Scot and Jeff discuss the second part of XTC’s career (1984-2000) with Andrew Gretes.
Introducing the Band:
Your hosts Scot Bertram (@ScotBertram) and Jeff Blehar (@EsotericCD) with guest Andrew Gretes. Andrew is a fiction writer teaching creative rhetoric at Georgetown and George Washington University. You can find his work at andrewgretes.com.
Andrew’s Music Pick: XTC, Pt. 2
Awaken you dreamers! A month after we took you through the first part of XTC’s career – an Argonaut-like journey across the world of postpunk and pop during the end of the Seventies and the start of the Eighties – we return to pick up the story where we left off in 1984: with a psychologically landlocked band (songwriters Andy Partridge and Colin Moulding as well as guitarist Dave Gregory), now forever off the road and consigned to a studio, forced to make the most of their remaining careers without fears of an audience to either drag them down or lift them up.
And aside from the Beatles, it is little exaggeration to say that no studio-bound act ever made quite as much out of such a fate as XTC – though they didn’t make much money, naturally. Instead they made great art, with a series of increasingly ambitious pop albums (including 1986’s Skylarking, which you might even have heard of) that reflected the expanding musical palates and melodic ambitions of Partridge and Moulding.

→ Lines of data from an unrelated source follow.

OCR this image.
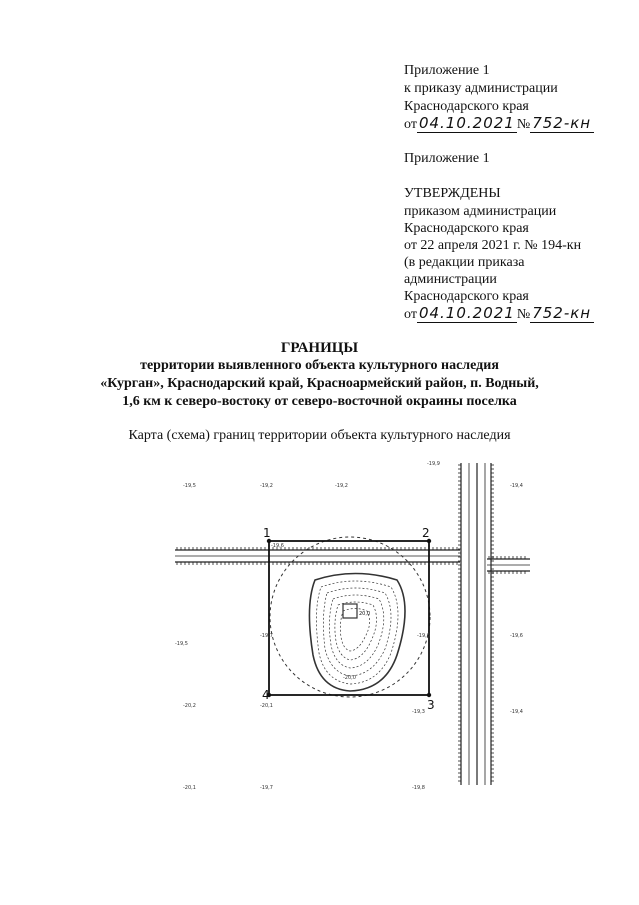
Приложение 1
к приказу администрации
Краснодарского края
от 04.10.2021 № 752-кн
Приложение 1
УТВЕРЖДЕНЫ
приказом администрации
Краснодарского края
от 22 апреля 2021 г. № 194-кн
(в редакции приказа
администрации
Краснодарского края
от 04.10.2021 № 752-кн
ГРАНИЦЫ
территории выявленного объекта культурного наследия
«Курган», Краснодарский край, Красноармейский район, п. Водный,
1,6 км к северо-востоку от северо-восточной окраины поселка
Карта (схема) границ территории объекта культурного наследия
20,0
1	2
3
4
-19,5	-19,2	-19,2
-19,9
-19,4
-19,6
-19,5
-19,7	-19,6
-20,2	-20,1
-19,3	-19,4
-20,1	-19,7	-19,8
-20,0
-19,6
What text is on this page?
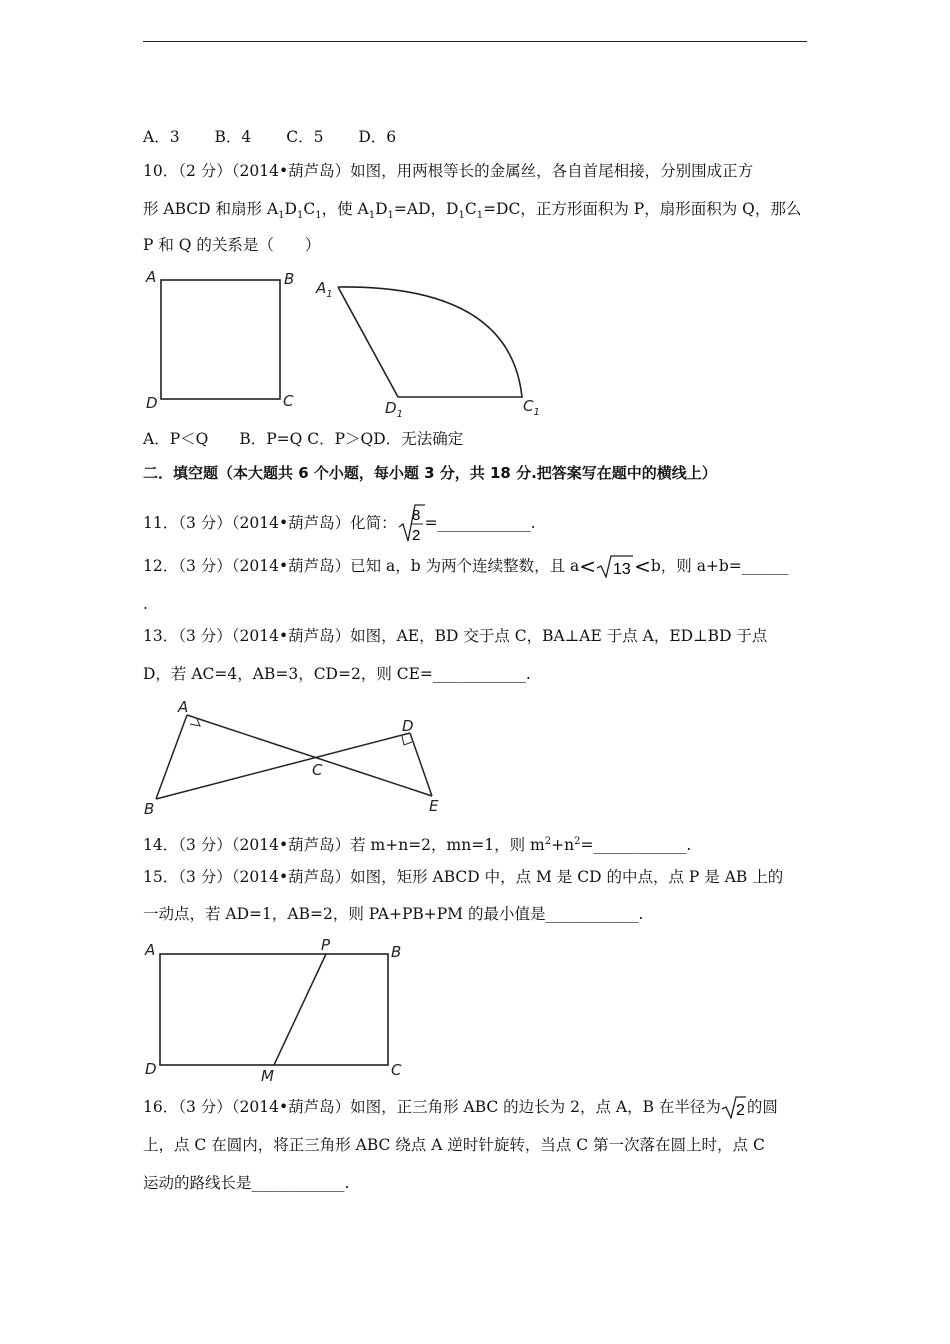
A．3 B．4 C．5 D．6
10．（2 分）（2014•葫芦岛）如图，用两根等长的金属丝，各自首尾相接，分别围成正方
形 ABCD 和扇形 $A_1D_1C_1$，使 $A_1D_1=AD$，$D_1C_1=DC$，正方形面积为 P，扇形面积为 Q，那么
P 和 Q 的关系是（　　）
A	B
C
D
$A_1$
$D_1$	$C_1$
A．P＜Q　　B．P=Q C．P＞QD．无法确定
二．填空题（本大题共 6 个小题，每小题 3 分，共 18 分.把答案写在题中的横线上）
11．（3 分）（2014•葫芦岛）化简： 8
2
=____________.
12．（3 分）（2014•葫芦岛）已知 a，b 为两个连续整数，且 a< 13 <b，则 a+b=______
.
13．（3 分）（2014•葫芦岛）如图，AE，BD 交于点 C，BA⊥AE 于点 A，ED⊥BD 于点
D，若 AC=4，AB=3，CD=2，则 CE=____________.
A
B
C
D
E
14．（3 分）（2014•葫芦岛）若 m+n=2，mn=1，则 $m^2+n^2=\_\_\_\_\_\_\_\_\_\_\_\_$.
15．（3 分）（2014•葫芦岛）如图，矩形 ABCD 中，点 M 是 CD 的中点，点 P 是 AB 上的
一动点，若 AD=1，AB=2，则 PA+PB+PM 的最小值是____________.
A	B
C
D
P
M
16．（3 分）（2014•葫芦岛）如图，正三角形 ABC 的边长为 2，点 A，B 在半径为 2 的圆
上，点 C 在圆内，将正三角形 ABC 绕点 A 逆时针旋转，当点 C 第一次落在圆上时，点 C
运动的路线长是____________.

The first episode of this two-part series proudly featured some of the weirdest, most clashingly irregular sounds of the Seventies. This second features some of the most awe-striking beauty you’ve probably never heard. From their mainstream career (which rarely if ever sold) to their moonlight lark as the Dukes of Stratosphear (which sold gangbusters until people realized they were buying XTC music) Partridge, Moulding and Gregory never quit stuffing every single song they recorded with meaning and melody, and the results are an overwhelming trove of musical riches to discover – one you might only be vaguely aware even exists
Political Beats has been building up to its XTC episodes ever since the day the podcast was founded. The second part of their story is every bit as impressive – and different – as the first. Settle in and listen to us sing a happy-sad ballad about the greatest band in popular music to never quite make it. Oh my, oh my, don’t it make you wanna cry?